Asynchronously query the index.

**Arguments**:

* `vector` (`np.ndarray`): The vector to query.
* `top_k` (`int`): The number of results to return.
* `route_filter` (`Optional[List[str]]`): The route filter to apply.
* `sparse_vector` (`dict[int, float] | SparseEmbedding | None`): The sparse vector to query.

**Returns**:

`Tuple[np.ndarray, List[str]]`: A tuple of the scores and route names.

#### get\_routes\_tuples

```python theme={null}
def get_routes_tuples() -> list[tuple]
```

Synchronously get route and utterance objects as tuples.

**Returns**:

`list[tuple]`: A list of (route\_name, utterance, function\_schemas, metadata) tuples.

#### aget\_routes

```python theme={null}
async def aget_routes() -> list[tuple]
```

Asynchronously get a list of route and utterance objects currently

stored in the index.

**Returns**:

`list[tuple]`: A list of (route\_name, utterance, function\_schemas, metadata) tuples.

#### delete\_index

```python theme={null}
def delete_index()
```

Delete the index.

**Returns**:

`None`: None

#### convert\_metric

```python theme={null}
def convert_metric(metric: Metric)
```

Convert the metric to a Qdrant distance metric.

**Arguments**:

* `metric` (`Metric`): The metric to convert.

**Returns**:

`Distance`: The converted metric.

#### \_\_len\_\_

```python theme={null}
def __len__()
```

Returns the total number of vectors in the index.
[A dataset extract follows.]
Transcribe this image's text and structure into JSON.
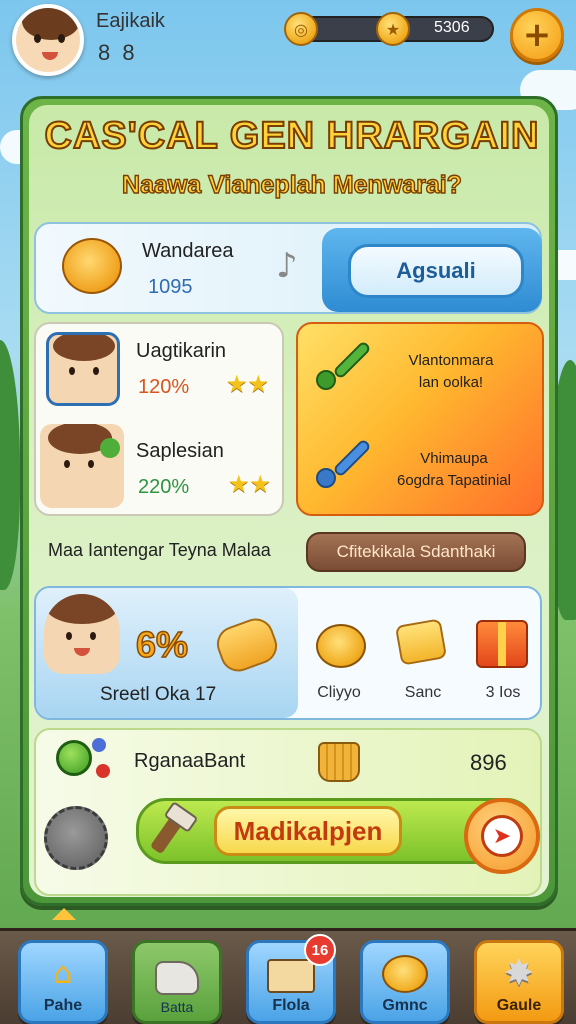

If the index is not initialized

returns 0.

**Returns**:

`int`: The total number of vectors.

#### adelete

```python theme={null}
async def adelete(route_name: str) -> list[str]
```

Asynchronously delete records from the index by route name.

**Arguments**:

* `route_name` (`str`): The name of the route to delete.

**Returns**:

`list[str]`: List of IDs of the vectors deleted (empty list, as Qdrant does not return IDs).

#### adelete\_index

```python theme={null}
async def adelete_index()
```

Asynchronously delete the index (collection) from Qdrant.

**Returns**:

`None`: None

#### ais\_ready

```python theme={null}
async def ais_ready() -> bool
```

Checks if the index is ready to be used asynchronously.

#### aadd

```python theme={null}
async def aadd(embeddings: List[List[float]],
               routes: List[str],
               utterances: List[str],
               function_schemas: Optional[List[Dict[str, Any]]] = None,
               metadata_list: List[Dict[str, Any]] = [],
               batch_size: int = DEFAULT_UPLOAD_BATCH_SIZE,
               **kwargs)
```

Asynchronously add records to the index, including metadata in the payload.

#### aget\_utterances

```python theme={null}
async def aget_utterances(include_metadata: bool = False) -> List[Utterance]
```

Asynchronously gets a list of route and utterance objects currently stored in the index.

**Arguments**:

* `include_metadata` (`bool`): Whether to include metadata in the returned Utterance objects.

**Returns**:

`List[Utterance]`: A list of Utterance objects.